In combination with inverse methods and computational modelling of measurements, full-field displacement measurement methods like DIC yield exceptionally rich data sets for characterising the mechanical behaviour of materials and determining the parameters in the material models used to describe it.
Friction-based processing of materials is one of the fields of excellence in the Engineering Materials research group. Research involves fundamental and applied research in conventional and advanced engineering materials.
This topic includes established techniques, such as friction stir welding, applied to similar and dissimilar materials, and friction surfacing, a solution for thick coating and additive manufacturing. The viscoplasticity processing domain of materials has been used as an innovation platform for new advanced solutions, patented by Aalto University, for high value applications, such as hybrid friction stir channeling for thermal management of optimised multi-material components; friction flash to tube, enabling the production of seamless tubes, in open die condition, extracted from the flash continuously produced during the plunging of a consumable rod against a non-consumable rigid anvil; and through-hole extruded welding, for lightweight components made of metal and polymer-based materials.
Research is supported by dedicated digital control systems with integrated condition monitoring. Analytical and numerical modelling validated by thermal monitoring assists the development of tooling, mass and heat flow, as well as joining mechanisms. Microstructural analysis, mechanical testing with DIC and residual stress measurements are engineering methods applied to the investigation of the materials processed by conventional and new friction-based solutions.
Hydrogen effects on metals is one of the fields of excellence in the Engineering Materials research group. These are studied using thermal desorption spectroscopy, electrochemical and plasma charging and mechanical in-situ testing.
The rapidly growing market for advanced high-strength steels for automotive production significantly increases the risks and costs associated with hydrogen-related failures of vehicle components. At the same time, the development of hydrogen-based transportation and corresponding infrastructure introduce new challenges for engineering materials, especially with regard to their resistance to hydrogen embrittlement. This is also an area of interest in ensuring the safe disposal of spent nuclear fuel, where it is also important to understand the effects of hydrogen on the mechanical and creep properties of copper and cast iron as well as the effect hydrogen has on the mechanism of stress corrosion cracking in these materials.
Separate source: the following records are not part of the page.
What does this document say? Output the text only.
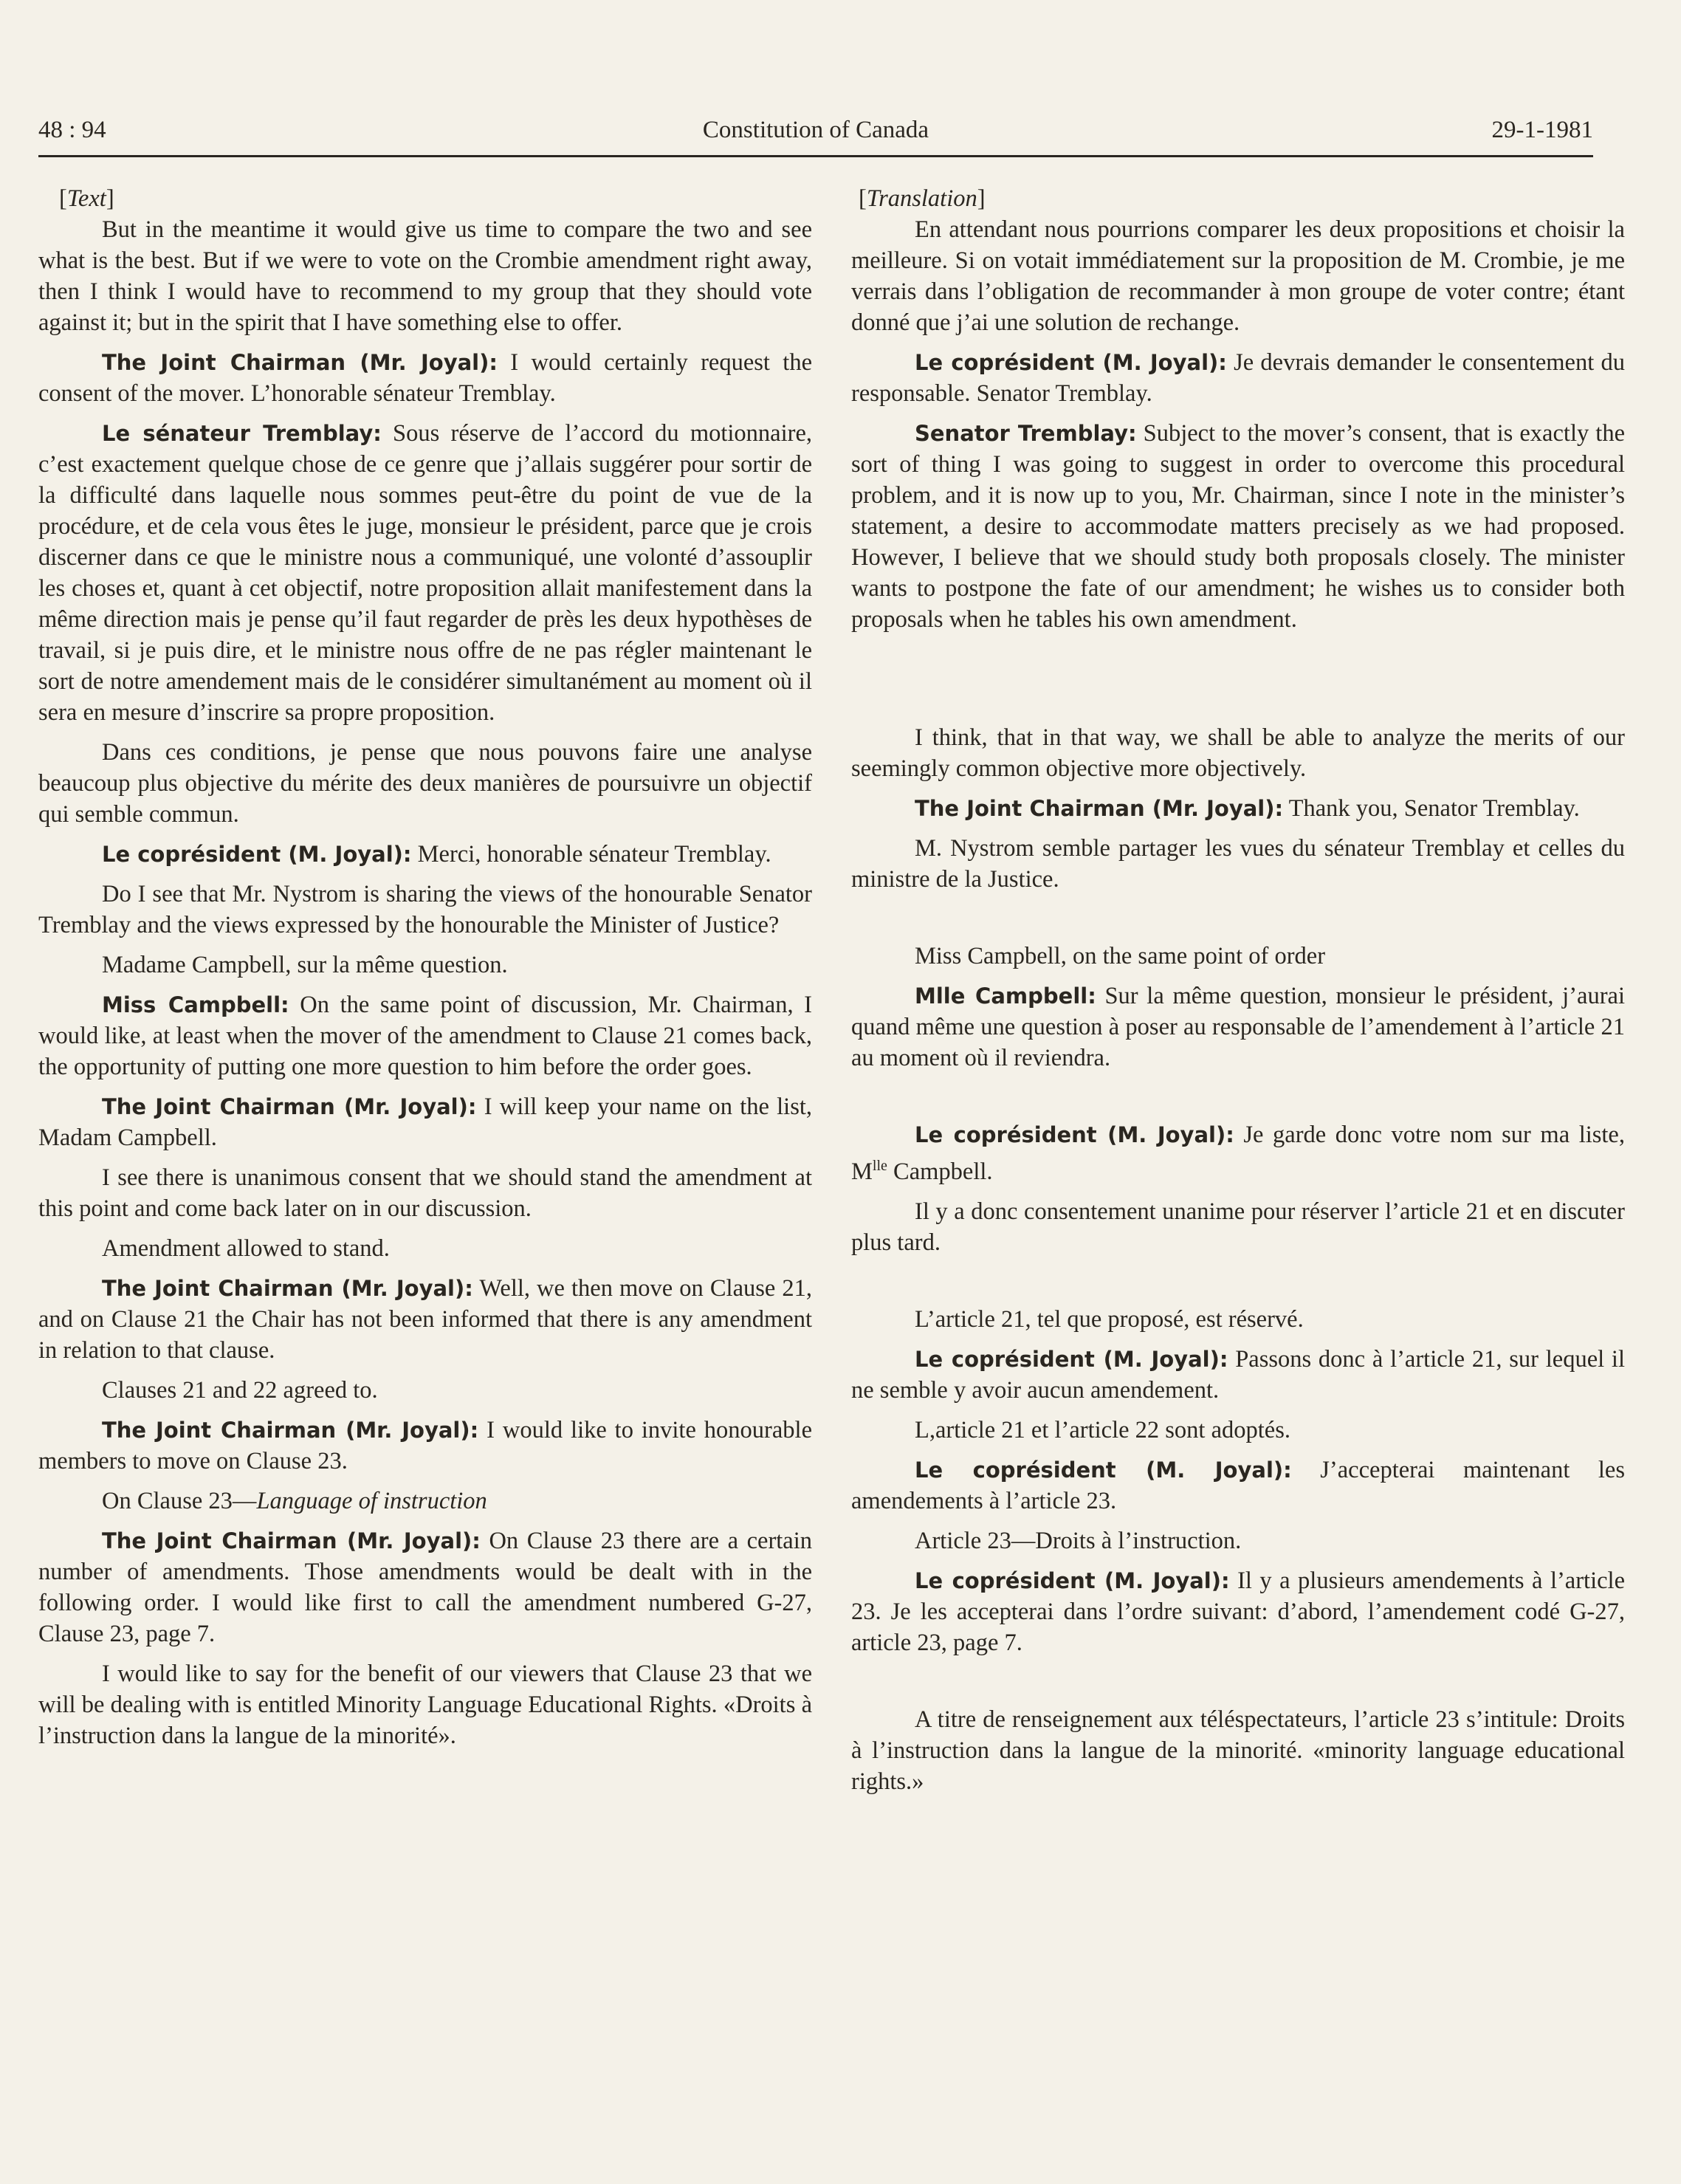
48 : 94	Constitution of Canada	29-1-1981

[Text]

But in the meantime it would give us time to compare the two and see what is the best. But if we were to vote on the Crombie amendment right away, then I think I would have to recommend to my group that they should vote against it; but in the spirit that I have something else to offer.

The Joint Chairman (Mr. Joyal): I would certainly request the consent of the mover. L’honorable sénateur Tremblay.

Le sénateur Tremblay: Sous réserve de l’accord du motionnaire, c’est exactement quelque chose de ce genre que j’allais suggérer pour sortir de la difficulté dans laquelle nous sommes peut-être du point de vue de la procédure, et de cela vous êtes le juge, monsieur le président, parce que je crois discerner dans ce que le ministre nous a communiqué, une volonté d’assouplir les choses et, quant à cet objectif, notre proposition allait manifestement dans la même direction mais je pense qu’il faut regarder de près les deux hypothèses de travail, si je puis dire, et le ministre nous offre de ne pas régler maintenant le sort de notre amendement mais de le considérer simultanément au moment où il sera en mesure d’inscrire sa propre proposition.

Dans ces conditions, je pense que nous pouvons faire une analyse beaucoup plus objective du mérite des deux manières de poursuivre un objectif qui semble commun.

Le coprésident (M. Joyal): Merci, honorable sénateur Tremblay.

Do I see that Mr. Nystrom is sharing the views of the honourable Senator Tremblay and the views expressed by the honourable the Minister of Justice?

Madame Campbell, sur la même question.

Miss Campbell: On the same point of discussion, Mr. Chairman, I would like, at least when the mover of the amendment to Clause 21 comes back, the opportunity of putting one more question to him before the order goes.

The Joint Chairman (Mr. Joyal): I will keep your name on the list, Madam Campbell.

I see there is unanimous consent that we should stand the amendment at this point and come back later on in our discussion.

Amendment allowed to stand.

The Joint Chairman (Mr. Joyal): Well, we then move on Clause 21, and on Clause 21 the Chair has not been informed that there is any amendment in relation to that clause.

Clauses 21 and 22 agreed to.

The Joint Chairman (Mr. Joyal): I would like to invite honourable members to move on Clause 23.

On Clause 23—Language of instruction

The Joint Chairman (Mr. Joyal): On Clause 23 there are a certain number of amendments. Those amendments would be dealt with in the following order. I would like first to call the amendment numbered G-27, Clause 23, page 7.

I would like to say for the benefit of our viewers that Clause 23 that we will be dealing with is entitled Minority Language Educational Rights. «Droits à l’instruction dans la langue de la minorité».

[Translation]

En attendant nous pourrions comparer les deux propositions et choisir la meilleure. Si on votait immédiatement sur la proposition de M. Crombie, je me verrais dans l’obligation de recommander à mon groupe de voter contre; étant donné que j’ai une solution de rechange.

Le coprésident (M. Joyal): Je devrais demander le consentement du responsable. Senator Tremblay.

Senator Tremblay: Subject to the mover’s consent, that is exactly the sort of thing I was going to suggest in order to overcome this procedural problem, and it is now up to you, Mr. Chairman, since I note in the minister’s statement, a desire to accommodate matters precisely as we had proposed. However, I believe that we should study both proposals closely. The minister wants to postpone the fate of our amendment; he wishes us to consider both proposals when he tables his own amendment.

I think, that in that way, we shall be able to analyze the merits of our seemingly common objective more objectively.

The Joint Chairman (Mr. Joyal): Thank you, Senator Tremblay.

M. Nystrom semble partager les vues du sénateur Tremblay et celles du ministre de la Justice.

Miss Campbell, on the same point of order

Mlle Campbell: Sur la même question, monsieur le président, j’aurai quand même une question à poser au responsable de l’amendement à l’article 21 au moment où il reviendra.

Le coprésident (M. Joyal): Je garde donc votre nom sur ma liste, $M^{lle}$ Campbell.

Il y a donc consentement unanime pour réserver l’article 21 et en discuter plus tard.

L’article 21, tel que proposé, est réservé.

Le coprésident (M. Joyal): Passons donc à l’article 21, sur lequel il ne semble y avoir aucun amendement.

L,article 21 et l’article 22 sont adoptés.

Le coprésident (M. Joyal): J’accepterai maintenant les amendements à l’article 23.

Article 23—Droits à l’instruction.

Le coprésident (M. Joyal): Il y a plusieurs amendements à l’article 23. Je les accepterai dans l’ordre suivant: d’abord, l’amendement codé G-27, article 23, page 7.

A titre de renseignement aux téléspectateurs, l’article 23 s’intitule: Droits à l’instruction dans la langue de la minorité. «minority language educational rights.»
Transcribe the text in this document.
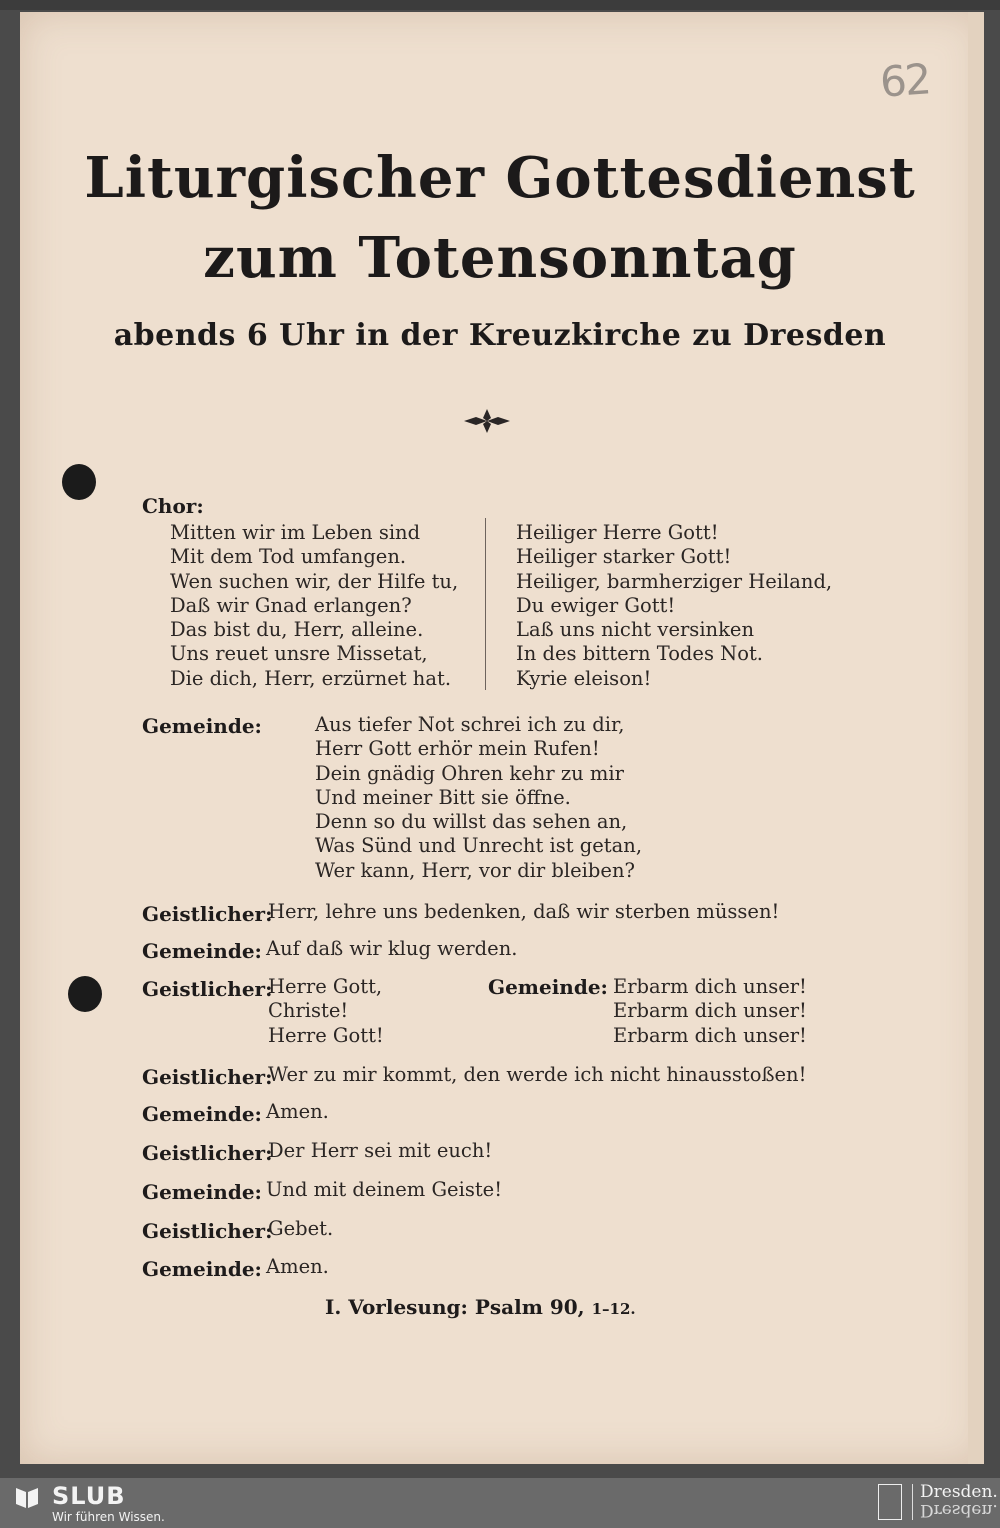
62
Liturgischer Gottesdienst
zum Totensonntag
abends 6 Uhr in der Kreuzkirche zu Dresden
Chor:
Mitten wir im Leben sind
Mit dem Tod umfangen.
Wen suchen wir, der Hilfe tu,
Daß wir Gnad erlangen?
Das bist du, Herr, alleine.
Uns reuet unsre Missetat,
Die dich, Herr, erzürnet hat.
Heiliger Herre Gott!
Heiliger starker Gott!
Heiliger, barmherziger Heiland,
Du ewiger Gott!
Laß uns nicht versinken
In des bittern Todes Not.
Kyrie eleison!
Gemeinde:	Aus tiefer Not schrei ich zu dir,
Herr Gott erhör mein Rufen!
Dein gnädig Ohren kehr zu mir
Und meiner Bitt sie öffne.
Denn so du willst das sehen an,
Was Sünd und Unrecht ist getan,
Wer kann, Herr, vor dir bleiben?
Geistlicher:
Herr, lehre uns bedenken, daß wir sterben müssen!
Gemeinde: Auf daß wir klug werden.
Geistlicher:
Herre Gott,
Christe!
Herre Gott!
Gemeinde: Erbarm dich unser!
Erbarm dich unser!
Erbarm dich unser!
Geistlicher:
Wer zu mir kommt, den werde ich nicht hinausstoßen!
Gemeinde: Amen.
Geistlicher:
Der Herr sei mit euch!
Gemeinde: Und mit deinem Geiste!
Geistlicher:
Gebet.
Gemeinde: Amen.
I. Vorlesung: Psalm 90, 1–12.
SLUB
Wir führen Wissen.
Dresden.
Dresden.
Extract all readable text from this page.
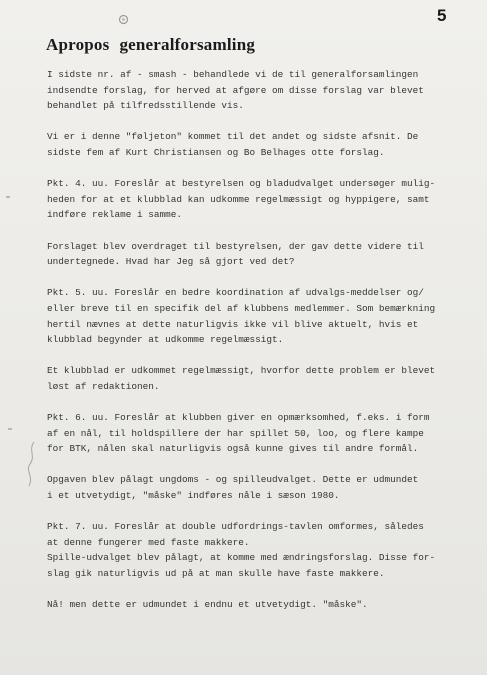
5
Apropos generalforsamling

I sidste nr. af - smash - behandlede vi de til generalforsamlingen
indsendte forslag, for herved at afgøre om disse forslag var blevet
behandlet på tilfredsstillende vis.

Vi er i denne "føljeton" kommet til det andet og sidste afsnit. De
sidste fem af Kurt Christiansen og Bo Belhages otte forslag.

Pkt. 4. uu. Foreslår at bestyrelsen og bladudvalget undersøger mulig-
heden for at et klubblad kan udkomme regelmæssigt og hyppigere, samt
indføre reklame i samme.

Forslaget blev overdraget til bestyrelsen, der gav dette videre til
undertegnede. Hvad har Jeg så gjort ved det?

Pkt. 5. uu. Foreslår en bedre koordination af udvalgs-meddelser og/
eller breve til en specifik del af klubbens medlemmer. Som bemærkning
hertil nævnes at dette naturligvis ikke vil blive aktuelt, hvis et
klubblad begynder at udkomme regelmæssigt.

Et klubblad er udkommet regelmæssigt, hvorfor dette problem er blevet
løst af redaktionen.

Pkt. 6. uu. Foreslår at klubben giver en opmærksomhed, f.eks. i form
af en nål, til holdspillere der har spillet 50, loo, og flere kampe
for BTK, nålen skal naturligvis også kunne gives til andre formål.

Opgaven blev pålagt ungdoms - og spilleudvalget. Dette er udmundet
i et utvetydigt, "måske" indføres nåle i sæson 1980.

Pkt. 7. uu. Foreslår at double udfordrings-tavlen omformes, således
at denne fungerer med faste makkere.
Spille-udvalget blev pålagt, at komme med ændringsforslag. Disse for-
slag gik naturligvis ud på at man skulle have faste makkere.

Nå! men dette er udmundet i endnu et utvetydigt. "måske".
New concepts and equipment for thermal desorption analysis of hydrogen in materials will be commercially explored for the high-sensitivity measurement of hydrogen concentration in materials and analysis of hydrogen uptake and trapping behavior with high accuracy, especially in advanced high strength steels. The steel infrastructure needed for hydrogen economy (hydrogen production, storage, distribution) is vast. In addition to the measurement equipment, the team will offer customers services for data interpretation, analysis and statistics.
Risk and safety research is focused on developing concepts, methods, tests and frameworks for creating safe technological and socio-technological systems and for managing associated risks. These advances in risk analysis and safety science are applied to specific problems in maritime and materials engineering. This serves society by increasing our understanding of how maritime and materials safety is created and maintained and how safety risks can be managed effectively.
The fatigue and fracture of materials make up an aspect of risk and safety. For safety-critical systems like nuclear power plants and airplanes, periodic inspections combined with reliable models of crack growth enable operators to detect flaws before they reach a dangerous state. Risk and safety research addresses the non-destructive testing and the characterisation and modelling of cracks, while also including effects such as hydrogen embrittlement and thermal fatigue.